Тем же тоном он повторил призыв, уже быстрее. Затем закашлялся – кашель у него был громкий, страшный, начинался он где-то в утробе и заканчивался долгим присвистом. При этом мужчина отхаркивал белесую слизь.
Хейз остановился возле полной женщины. Спустя минуту она посмотрела на Хейза, затем – на Истинного Пророка. Толкнула Хейза локтем в плечо и, усмехнувшись, спросила:
– Вы с ним – не близнецы?
– Если не нагоните его, не убьете, оно нагонит вас и убьет, – ответил Хейз.
– А? Кто? Кого? – переспросила женщина.
Хейз развернулся и пошел к своему автомобилю.
Посмотрев, как он уезжает, дамочка толкнула в локоть мужчину по другую руку от себя.
– Вот же псих. Ни разу не видала, чтобы близнецы друг на друга охотились.
Вернувшись домой, Хейз застал Отдохновение Хоукс у себя в постели. Забившись в угол, одной рукой она обхватила колени. Другой держалась за краешек простыни, словно утопающий – за соломинку. Лицо ее было угрюмо и полно тревоги. Почти не обращая внимания на девушку, Хейз присел на кровать.
– Можешь ударить меня столом, – сказала Отдохновение. – Все равно не уйду.
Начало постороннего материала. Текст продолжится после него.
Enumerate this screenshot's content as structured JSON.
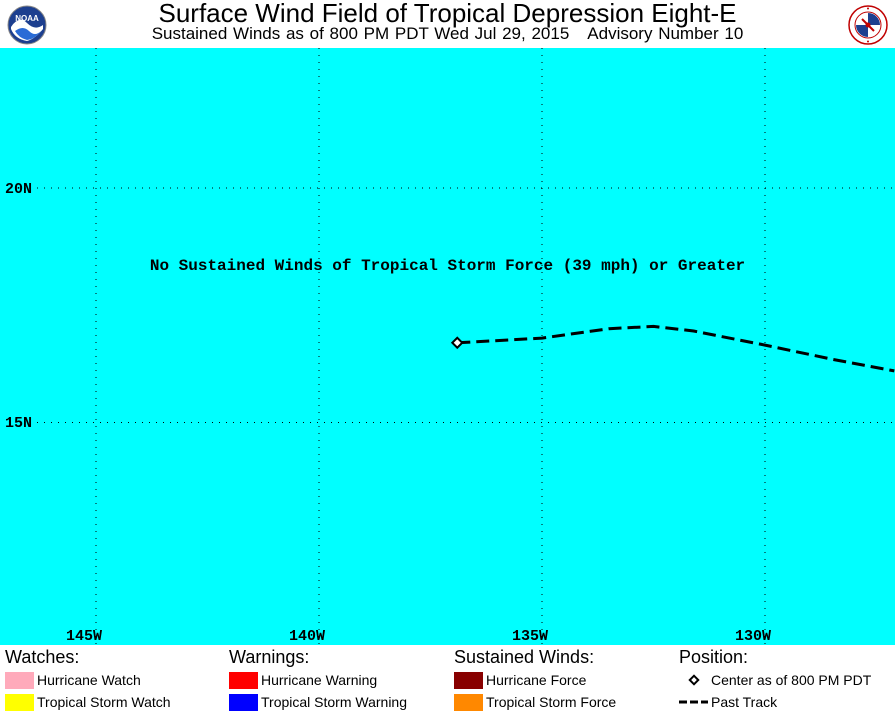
{
  "header": {
    "title": "Surface Wind Field of Tropical Depression Eight-E",
    "subtitle_left": "Sustained Winds as of 800 PM PDT Wed Jul 29, 2015",
    "subtitle_right": "Advisory Number 10",
    "logo_left_text": "NOAA",
    "logo_right_icon": "nws-logo-icon"
  },
  "map": {
    "background_color": "#00ffff",
    "notice": "No Sustained Winds of Tropical Storm Force (39 mph) or Greater",
    "lat_labels": [
      "20N",
      "15N"
    ],
    "lon_labels": [
      "145W",
      "140W",
      "135W",
      "130W"
    ],
    "storm_center": {
      "lon": -136.9,
      "lat": 16.7
    },
    "past_track": [
      {
        "lon": -136.9,
        "lat": 16.7
      },
      {
        "lon": -135.0,
        "lat": 16.8
      },
      {
        "lon": -133.5,
        "lat": 17.0
      },
      {
        "lon": -132.5,
        "lat": 17.05
      },
      {
        "lon": -131.6,
        "lat": 16.95
      },
      {
        "lon": -130.0,
        "lat": 16.65
      },
      {
        "lon": -128.5,
        "lat": 16.35
      },
      {
        "lon": -127.1,
        "lat": 16.1
      }
    ]
  },
  "legend": {
    "watches": {
      "heading": "Watches:",
      "items": [
        {
          "label": "Hurricane Watch",
          "color": "#ffaabb"
        },
        {
          "label": "Tropical Storm Watch",
          "color": "#ffff00"
        }
      ]
    },
    "warnings": {
      "heading": "Warnings:",
      "items": [
        {
          "label": "Hurricane Warning",
          "color": "#ff0000"
        },
        {
          "label": "Tropical Storm Warning",
          "color": "#0000ff"
        }
      ]
    },
    "winds": {
      "heading": "Sustained Winds:",
      "items": [
        {
          "label": "Hurricane Force",
          "color": "#880000"
        },
        {
          "label": "Tropical Storm Force",
          "color": "#ff8800"
        }
      ]
    },
    "position": {
      "heading": "Position:",
      "items": [
        {
          "label": "Center as of 800 PM PDT",
          "icon": "diamond-icon"
        },
        {
          "label": "Past Track",
          "icon": "dashed-line-icon"
        }
      ]
    }
  }
}
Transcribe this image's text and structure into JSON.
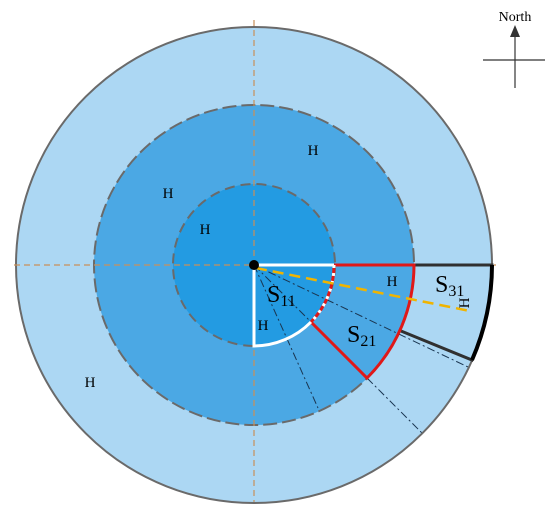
{
  "compass": {
    "label": "North",
    "icon": "north-arrow-icon"
  },
  "sectors": [
    {
      "id": "S11",
      "base": "S",
      "sub": "11"
    },
    {
      "id": "S21",
      "base": "S",
      "sub": "21"
    },
    {
      "id": "S31",
      "base": "S",
      "sub": "31"
    }
  ],
  "markers": {
    "glyph": "H",
    "icon": "h-marker-icon"
  },
  "colors": {
    "outer_ring": "#acd7f3",
    "middle_ring": "#4ba8e4",
    "inner_disk": "#239be2",
    "ring_border": "#6a6a6a",
    "axis_line": "#c8905a",
    "sector_s11": "#ffffff",
    "sector_s21": "#e01818",
    "sector_s31": "#303030",
    "direction_line": "#f0b400",
    "center": "#000000"
  }
}
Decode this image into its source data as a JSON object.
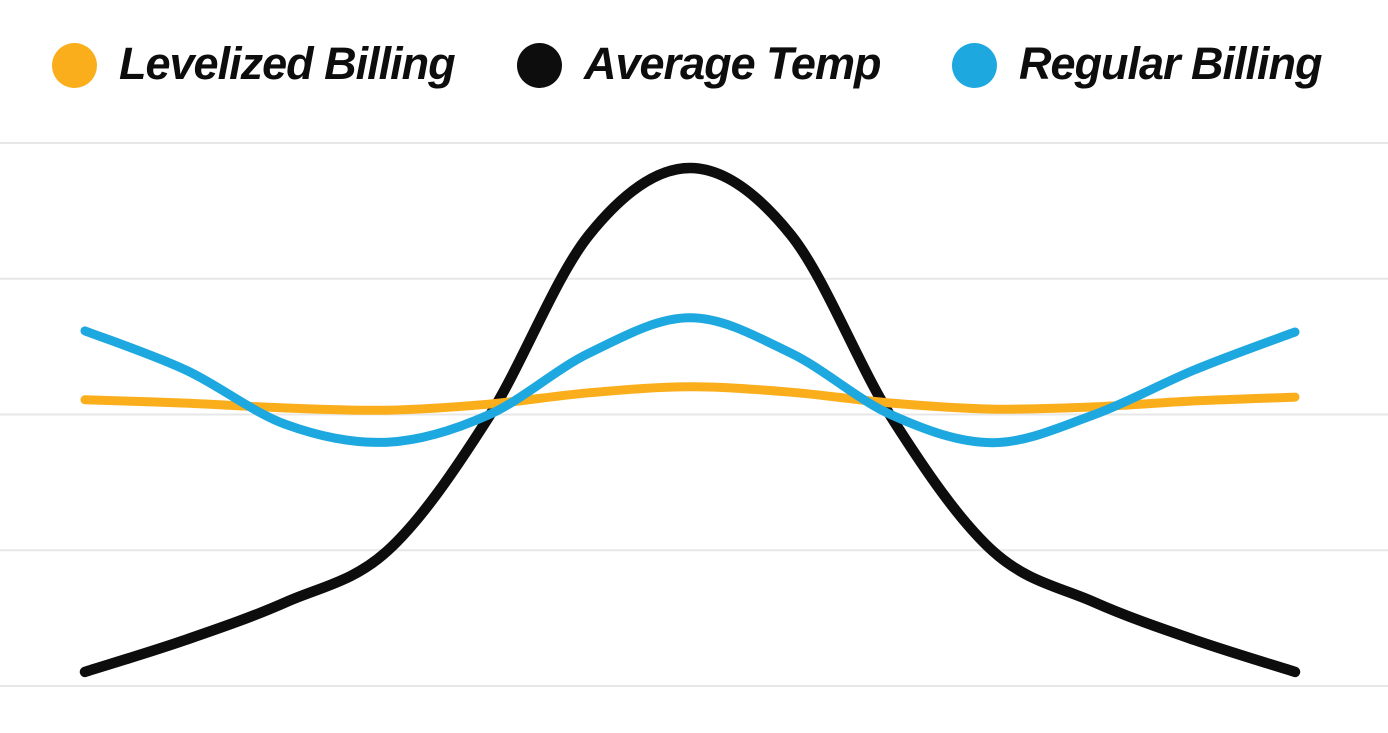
{
  "colors": {
    "background": "#ffffff",
    "gridline": "#e7e7e7",
    "text": "#0d0d0d",
    "levelized_orange": "#fbae1c",
    "temp_black": "#0d0d0d",
    "regular_blue": "#1ea8e0"
  },
  "legend": {
    "position": "top",
    "items": [
      {
        "label": "Levelized Billing",
        "color": "#fbae1c",
        "swatch": "circle"
      },
      {
        "label": "Average Temp",
        "color": "#0d0d0d",
        "swatch": "circle"
      },
      {
        "label": "Regular Billing",
        "color": "#1ea8e0",
        "swatch": "circle"
      }
    ]
  },
  "chart_data": {
    "type": "line",
    "title": "",
    "xlabel": "",
    "ylabel": "",
    "x": [
      0,
      1,
      2,
      3,
      4,
      5,
      6,
      7,
      8,
      9,
      10,
      11,
      12
    ],
    "x_tick_labels_visible": false,
    "y_tick_labels_visible": false,
    "ylim": [
      0,
      100
    ],
    "y_scale_note": "relative scale: bottom gridline = 0, top gridline = 100; chart shows no numeric axis labels",
    "grid": {
      "horizontal_lines": 5,
      "vertical_lines": 0,
      "grid_on": true
    },
    "legend_position": "top",
    "series": [
      {
        "name": "Average Temp",
        "color": "#0d0d0d",
        "line_width": 10.5,
        "values": [
          2.6,
          8.5,
          15.5,
          24.9,
          49.4,
          83.1,
          95.4,
          83.1,
          49.4,
          24.9,
          15.5,
          8.5,
          2.6
        ]
      },
      {
        "name": "Levelized Billing",
        "color": "#fbae1c",
        "line_width": 9,
        "values": [
          52.7,
          52.1,
          51.2,
          50.8,
          51.9,
          54.0,
          55.1,
          54.1,
          52.1,
          51.0,
          51.4,
          52.5,
          53.2
        ]
      },
      {
        "name": "Regular Billing",
        "color": "#1ea8e0",
        "line_width": 9,
        "values": [
          65.4,
          58.2,
          48.1,
          44.9,
          49.9,
          61.3,
          67.8,
          61.3,
          49.9,
          44.8,
          49.9,
          58.2,
          65.2
        ]
      }
    ]
  }
}
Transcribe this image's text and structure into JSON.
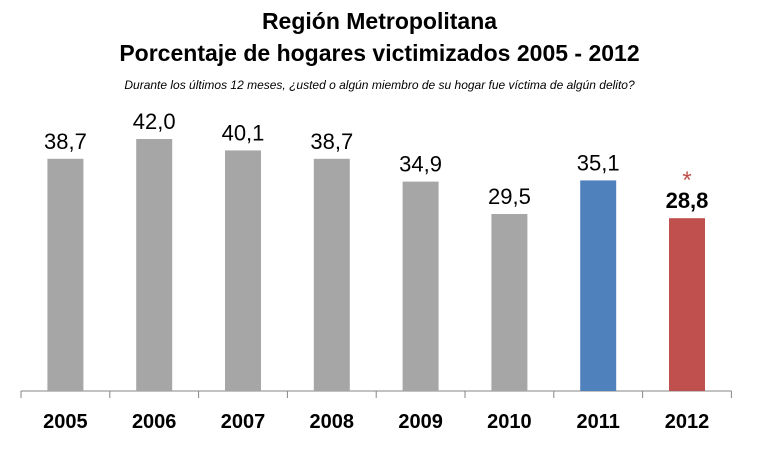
{
  "chart_data": {
    "type": "bar",
    "title": "Región Metropolitana",
    "subtitle": "Porcentaje de hogares victimizados 2005 - 2012",
    "question": "Durante los últimos 12 meses, ¿usted o algún miembro de su hogar fue víctima de algún delito?",
    "categories": [
      "2005",
      "2006",
      "2007",
      "2008",
      "2009",
      "2010",
      "2011",
      "2012"
    ],
    "values": [
      38.7,
      42.0,
      40.1,
      38.7,
      34.9,
      29.5,
      35.1,
      28.8
    ],
    "data_labels": [
      "38,7",
      "42,0",
      "40,1",
      "38,7",
      "34,9",
      "29,5",
      "35,1",
      "28,8"
    ],
    "bar_colors": [
      "#a6a6a6",
      "#a6a6a6",
      "#a6a6a6",
      "#a6a6a6",
      "#a6a6a6",
      "#a6a6a6",
      "#4f81bd",
      "#c0504d"
    ],
    "bold_labels": [
      false,
      false,
      false,
      false,
      false,
      false,
      false,
      true
    ],
    "annotation": {
      "category": "2012",
      "text": "*",
      "color": "#c0504d"
    },
    "ylim": [
      0,
      45
    ],
    "grid": false,
    "legend": "none",
    "xlabel": "",
    "ylabel": ""
  }
}
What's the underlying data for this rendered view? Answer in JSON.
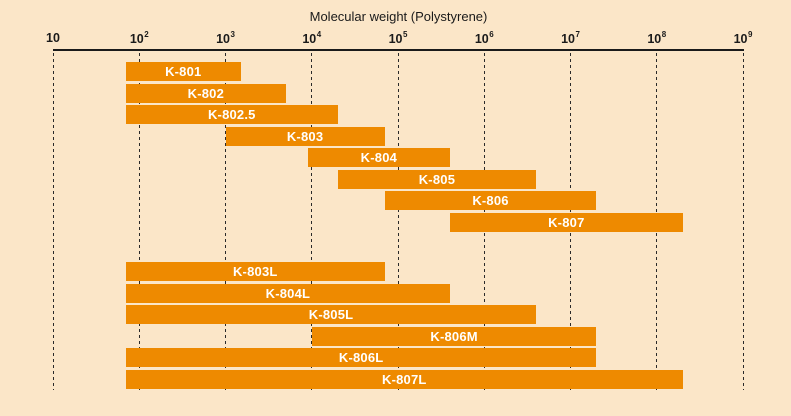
{
  "colors": {
    "background": "#FBE6C8",
    "bar": "#EE8A00",
    "axis": "#1A1A1A",
    "bar_label": "#FFFFFF"
  },
  "chart_data": {
    "type": "bar",
    "subtype": "horizontal-range-bars",
    "scale": "log10",
    "axis": {
      "title": "Molecular weight (Polystyrene)",
      "position": "top",
      "min": 10,
      "max": 1000000000,
      "gridlines": "dashed-vertical"
    },
    "x_ticks": [
      {
        "text": "10",
        "sup": "",
        "exp": 1
      },
      {
        "text": "10",
        "sup": "2",
        "exp": 2
      },
      {
        "text": "10",
        "sup": "3",
        "exp": 3
      },
      {
        "text": "10",
        "sup": "4",
        "exp": 4
      },
      {
        "text": "10",
        "sup": "5",
        "exp": 5
      },
      {
        "text": "10",
        "sup": "6",
        "exp": 6
      },
      {
        "text": "10",
        "sup": "7",
        "exp": 7
      },
      {
        "text": "10",
        "sup": "8",
        "exp": 8
      },
      {
        "text": "10",
        "sup": "9",
        "exp": 9
      }
    ],
    "bars": [
      {
        "label": "K-801",
        "group": 0,
        "min": 70,
        "max": 1500
      },
      {
        "label": "K-802",
        "group": 0,
        "min": 70,
        "max": 5000
      },
      {
        "label": "K-802.5",
        "group": 0,
        "min": 70,
        "max": 20000
      },
      {
        "label": "K-803",
        "group": 0,
        "min": 1000,
        "max": 70000
      },
      {
        "label": "K-804",
        "group": 0,
        "min": 9000,
        "max": 400000
      },
      {
        "label": "K-805",
        "group": 0,
        "min": 20000,
        "max": 4000000
      },
      {
        "label": "K-806",
        "group": 0,
        "min": 70000,
        "max": 20000000
      },
      {
        "label": "K-807",
        "group": 0,
        "min": 400000,
        "max": 200000000
      },
      {
        "label": "K-803L",
        "group": 1,
        "min": 70,
        "max": 70000
      },
      {
        "label": "K-804L",
        "group": 1,
        "min": 70,
        "max": 400000
      },
      {
        "label": "K-805L",
        "group": 1,
        "min": 70,
        "max": 4000000
      },
      {
        "label": "K-806M",
        "group": 1,
        "min": 10000,
        "max": 20000000
      },
      {
        "label": "K-806L",
        "group": 1,
        "min": 70,
        "max": 20000000
      },
      {
        "label": "K-807L",
        "group": 1,
        "min": 70,
        "max": 200000000
      }
    ]
  }
}
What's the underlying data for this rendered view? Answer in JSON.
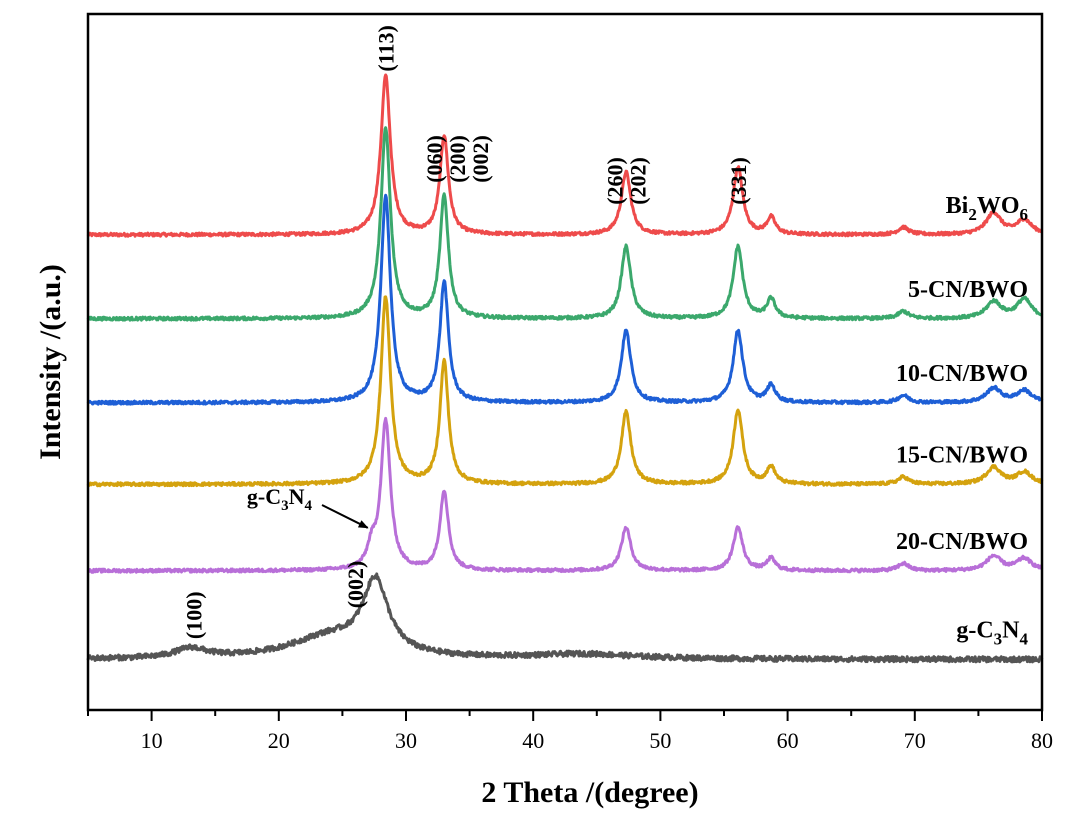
{
  "chart_data": {
    "type": "line",
    "title": "",
    "xlabel": "2 Theta /(degree)",
    "ylabel": "Intensity /(a.u.)",
    "xlim": [
      5,
      80
    ],
    "xticks": [
      10,
      20,
      30,
      40,
      50,
      60,
      70,
      80
    ],
    "yticks": [],
    "grid": false,
    "legend": "inline labels at right of each trace",
    "series": [
      {
        "name": "Bi2WO6",
        "label_main": "Bi",
        "label_sub1": "2",
        "label_mid": "WO",
        "label_sub2": "6",
        "color": "#EE4B4B",
        "baseline": 16.3,
        "peaks": [
          {
            "x": 28.4,
            "h": 6.6,
            "w": 0.45
          },
          {
            "x": 33.0,
            "h": 4.1,
            "w": 0.4
          },
          {
            "x": 47.3,
            "h": 2.6,
            "w": 0.45
          },
          {
            "x": 56.1,
            "h": 2.8,
            "w": 0.45
          },
          {
            "x": 58.7,
            "h": 0.7,
            "w": 0.4
          },
          {
            "x": 69.1,
            "h": 0.3,
            "w": 0.5
          },
          {
            "x": 76.2,
            "h": 0.9,
            "w": 0.7
          },
          {
            "x": 78.6,
            "h": 0.6,
            "w": 0.7
          }
        ]
      },
      {
        "name": "5-CN/BWO",
        "label_main": "5-CN/BWO",
        "color": "#3BA86C",
        "baseline": 12.8,
        "peaks": [
          {
            "x": 28.4,
            "h": 7.9,
            "w": 0.45
          },
          {
            "x": 33.0,
            "h": 5.1,
            "w": 0.4
          },
          {
            "x": 47.3,
            "h": 3.0,
            "w": 0.45
          },
          {
            "x": 56.1,
            "h": 3.0,
            "w": 0.45
          },
          {
            "x": 58.7,
            "h": 0.8,
            "w": 0.4
          },
          {
            "x": 69.1,
            "h": 0.3,
            "w": 0.5
          },
          {
            "x": 76.2,
            "h": 0.7,
            "w": 0.7
          },
          {
            "x": 78.6,
            "h": 0.8,
            "w": 0.7
          }
        ]
      },
      {
        "name": "10-CN/BWO",
        "label_main": "10-CN/BWO",
        "color": "#1E5FD6",
        "baseline": 9.3,
        "peaks": [
          {
            "x": 28.4,
            "h": 8.6,
            "w": 0.45
          },
          {
            "x": 33.0,
            "h": 5.0,
            "w": 0.4
          },
          {
            "x": 47.3,
            "h": 3.0,
            "w": 0.45
          },
          {
            "x": 56.1,
            "h": 3.0,
            "w": 0.45
          },
          {
            "x": 58.7,
            "h": 0.7,
            "w": 0.4
          },
          {
            "x": 69.1,
            "h": 0.3,
            "w": 0.5
          },
          {
            "x": 76.2,
            "h": 0.6,
            "w": 0.7
          },
          {
            "x": 78.6,
            "h": 0.5,
            "w": 0.7
          }
        ]
      },
      {
        "name": "15-CN/BWO",
        "label_main": "15-CN/BWO",
        "color": "#D4A20E",
        "baseline": 5.9,
        "peaks": [
          {
            "x": 28.4,
            "h": 7.8,
            "w": 0.45
          },
          {
            "x": 33.0,
            "h": 5.1,
            "w": 0.4
          },
          {
            "x": 47.3,
            "h": 3.0,
            "w": 0.45
          },
          {
            "x": 56.1,
            "h": 3.1,
            "w": 0.45
          },
          {
            "x": 58.7,
            "h": 0.7,
            "w": 0.4
          },
          {
            "x": 69.1,
            "h": 0.3,
            "w": 0.5
          },
          {
            "x": 76.2,
            "h": 0.7,
            "w": 0.7
          },
          {
            "x": 78.6,
            "h": 0.5,
            "w": 0.7
          }
        ]
      },
      {
        "name": "20-CN/BWO",
        "label_main": "20-CN/BWO",
        "color": "#B86FD8",
        "baseline": 2.3,
        "peaks": [
          {
            "x": 28.4,
            "h": 6.2,
            "w": 0.45
          },
          {
            "x": 27.3,
            "h": 0.8,
            "w": 0.4
          },
          {
            "x": 33.0,
            "h": 3.3,
            "w": 0.4
          },
          {
            "x": 47.3,
            "h": 1.8,
            "w": 0.45
          },
          {
            "x": 56.1,
            "h": 1.8,
            "w": 0.45
          },
          {
            "x": 58.7,
            "h": 0.5,
            "w": 0.4
          },
          {
            "x": 69.1,
            "h": 0.3,
            "w": 0.5
          },
          {
            "x": 76.2,
            "h": 0.6,
            "w": 0.7
          },
          {
            "x": 78.6,
            "h": 0.5,
            "w": 0.7
          }
        ]
      },
      {
        "name": "g-C3N4",
        "label_main": "g-C",
        "label_sub1": "3",
        "label_mid": "N",
        "label_sub2": "4",
        "color": "#555555",
        "baseline": -1.4,
        "peaks": [
          {
            "x": 27.6,
            "h": 3.0,
            "w": 1.2
          },
          {
            "x": 24.0,
            "h": 0.9,
            "w": 3.8
          },
          {
            "x": 13.1,
            "h": 0.4,
            "w": 1.5
          },
          {
            "x": 44.0,
            "h": 0.2,
            "w": 5.0
          }
        ]
      }
    ],
    "peak_labels": [
      {
        "text": "(113)",
        "x": 28.4,
        "series": 0
      },
      {
        "text": "(060)",
        "x": 32.2,
        "series": 0
      },
      {
        "text": "(200)",
        "x": 34.0,
        "series": 0
      },
      {
        "text": "(002)",
        "x": 35.8,
        "series": 0
      },
      {
        "text": "(260)",
        "x": 46.4,
        "series": 0
      },
      {
        "text": "(202)",
        "x": 48.2,
        "series": 0
      },
      {
        "text": "(331)",
        "x": 56.1,
        "series": 0
      },
      {
        "text": "(100)",
        "x": 13.3,
        "series": 5
      },
      {
        "text": "(002)",
        "x": 26.0,
        "series": 5
      }
    ],
    "annotation": {
      "main": "g-C",
      "sub1": "3",
      "mid": "N",
      "sub2": "4",
      "text": "g-C3N4",
      "target_x": 27.3,
      "target_series": 4
    },
    "ylim": [
      -3.5,
      25.5
    ]
  }
}
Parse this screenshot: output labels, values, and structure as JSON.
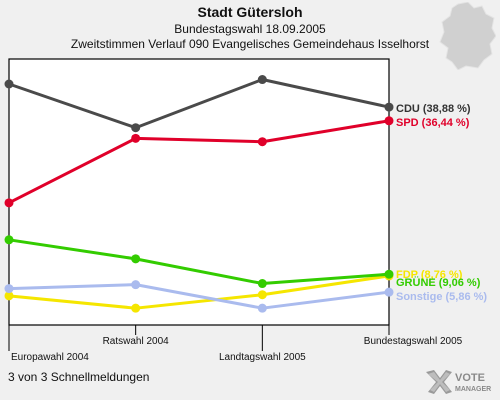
{
  "header": {
    "title": "Stadt Gütersloh",
    "subtitle": "Bundestagswahl 18.09.2005",
    "subtitle2": "Zweitstimmen Verlauf 090 Evangelisches Gemeindehaus Isselhorst"
  },
  "footer": {
    "text": "3 von 3 Schnellmeldungen"
  },
  "logo": {
    "line1": "VOTE",
    "line2": "MANAGER"
  },
  "chart_data": {
    "type": "line",
    "categories": [
      "Europawahl 2004",
      "Ratswahl 2004",
      "Landtagswahl 2005",
      "Bundestagswahl 2005"
    ],
    "ylim": [
      0,
      43
    ],
    "grid": false,
    "legend": "end-labels-right",
    "series": [
      {
        "name": "CDU",
        "label": "CDU (38,88 %)",
        "color": "#4a4a4a",
        "values": [
          43.0,
          35.2,
          43.8,
          38.88
        ]
      },
      {
        "name": "SPD",
        "label": "SPD (36,44 %)",
        "color": "#e0002a",
        "values": [
          21.8,
          33.3,
          32.7,
          36.44
        ]
      },
      {
        "name": "FDP",
        "label": "FDP (8,76 %)",
        "color": "#f5e600",
        "values": [
          5.2,
          3.0,
          5.4,
          8.76
        ]
      },
      {
        "name": "GRÜNE",
        "label": "GRÜNE (9,06 %)",
        "color": "#33cc00",
        "values": [
          15.2,
          11.8,
          7.4,
          9.06
        ]
      },
      {
        "name": "Sonstige",
        "label": "Sonstige (5,86 %)",
        "color": "#aabbee",
        "values": [
          6.5,
          7.2,
          3.0,
          5.86
        ]
      }
    ]
  }
}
Некуда. Отец бежал и бросил меня. Это ты его прогнал. Прошлой ночью я не спала и видела, как ты светил спичкой ему в лицо. Я думала, любой раскусит отца, не зажигая спички. Он – жулик. Просто мелкий жулик, уставший от своего ремесла и ушедший попрошайничать.
Нагнувшись, Хейз принялся расшнуровывать ботинки – свои старые армейские ботинки, которые он покрыл черным лаком, желая забыть о службе. Под осторожным взглядом Отдохновения Хейз стянул обувку с ног и уставился в пол.
– Бить будешь или нет? – спросила Отдохновение. – Если будешь – начинай, потому что никуда я не уйду. Мне некуда податься.
Судя по позе Хейза, никого он бить не собирался. Он словно бы вознамерился просидеть в таком положении до самой смерти.